Despite the clumsiness of the 30% rule, policymakers and researchers use it as a way to assess the overall housing market — for instance, by determining whether a modest apartment is affordable to someone making the median income — as well as a way to determine how much housing assistance to provide people.

Affordability is a widespread problem

 

Nearly 60% of D.C. residents are renters, according to a Brookings Institution report, and nearly half of those renters are considered cost-burdened.

Low-income families are the most likely to be cost-burdened, and many low-income renters are severely cost-burdened, spending more than half their income on rent. Black and Latino families are disproportionately affected — according to Brookings, about half of Black renters are cost-burdened in D.C., and more than 20,000 Black households spend more than half their income on rent.

But housing cost burdens affect a wide swath of the region. According to a 2019 Urban Institute report, the lowest income Washington households had the highest share of cost burden in 2015, but even among low-middle income households — those making $54,300 to $70,150 per year — half were paying more than 30% of their income for housing.

The District’s dedicated affordable housing programs — those with subsidies or income restrictions — serve households who earn less than 80% of the Median Family Income, which is higher in the Washington region than in much of the country. In 2020, a single person is eligible for some D.C. housing programs if they make less than $70,550 per year; a family of four can make up to $100,800 and still be eligible.
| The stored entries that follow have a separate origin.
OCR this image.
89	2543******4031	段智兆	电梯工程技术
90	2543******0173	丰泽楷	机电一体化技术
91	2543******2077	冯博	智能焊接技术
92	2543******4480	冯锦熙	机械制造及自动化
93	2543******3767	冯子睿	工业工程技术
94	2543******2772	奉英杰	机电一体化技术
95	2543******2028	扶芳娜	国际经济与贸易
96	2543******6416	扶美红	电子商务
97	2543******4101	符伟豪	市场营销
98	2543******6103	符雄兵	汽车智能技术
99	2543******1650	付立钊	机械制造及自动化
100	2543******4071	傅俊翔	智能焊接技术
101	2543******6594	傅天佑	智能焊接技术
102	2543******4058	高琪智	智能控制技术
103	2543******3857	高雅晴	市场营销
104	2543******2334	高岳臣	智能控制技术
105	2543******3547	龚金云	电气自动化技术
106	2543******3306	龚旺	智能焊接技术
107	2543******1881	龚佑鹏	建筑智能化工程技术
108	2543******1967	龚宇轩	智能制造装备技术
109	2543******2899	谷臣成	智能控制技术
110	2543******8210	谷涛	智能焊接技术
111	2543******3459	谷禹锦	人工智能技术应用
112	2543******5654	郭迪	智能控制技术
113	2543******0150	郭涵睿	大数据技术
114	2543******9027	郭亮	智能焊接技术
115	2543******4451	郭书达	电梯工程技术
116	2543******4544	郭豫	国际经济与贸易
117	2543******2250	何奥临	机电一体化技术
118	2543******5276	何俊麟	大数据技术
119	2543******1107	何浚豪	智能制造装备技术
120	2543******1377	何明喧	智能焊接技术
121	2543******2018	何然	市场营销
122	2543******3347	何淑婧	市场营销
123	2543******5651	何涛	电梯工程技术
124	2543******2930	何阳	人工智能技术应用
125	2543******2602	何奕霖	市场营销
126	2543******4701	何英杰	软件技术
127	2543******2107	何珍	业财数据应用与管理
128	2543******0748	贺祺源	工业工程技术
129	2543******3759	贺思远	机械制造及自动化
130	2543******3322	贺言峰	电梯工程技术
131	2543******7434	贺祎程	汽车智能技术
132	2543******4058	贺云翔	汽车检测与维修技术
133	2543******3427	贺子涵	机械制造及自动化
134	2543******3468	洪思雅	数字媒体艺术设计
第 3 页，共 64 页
According to a 2019 housing report from D.C. Mayor Muriel Bowser’s administration, affordability in D.C. is a particular challenge for large lower-income households of four or more people, particularly as new development in recent years has targeted smaller households.

Where is affordable housing?

 

Affordable housing isn’t just a question of overall numbers — it’s a question of where those units are located.

In D.C. and the region more broadly affordable units are distributed unequally, tracking closely with the fault lines of decades of discrimination and segregation. The result is that low-income families can’t afford to live in many of the wealthiest neighborhoods of D.C., allowing those patterns of segregation and inequality to stay firmly in place. As a result, policymakers are paying attention to where affordable housing is being built, making an effort to encourage it in areas that have historically shut it out.

Libby Solomon is a writer and editor for GGWash.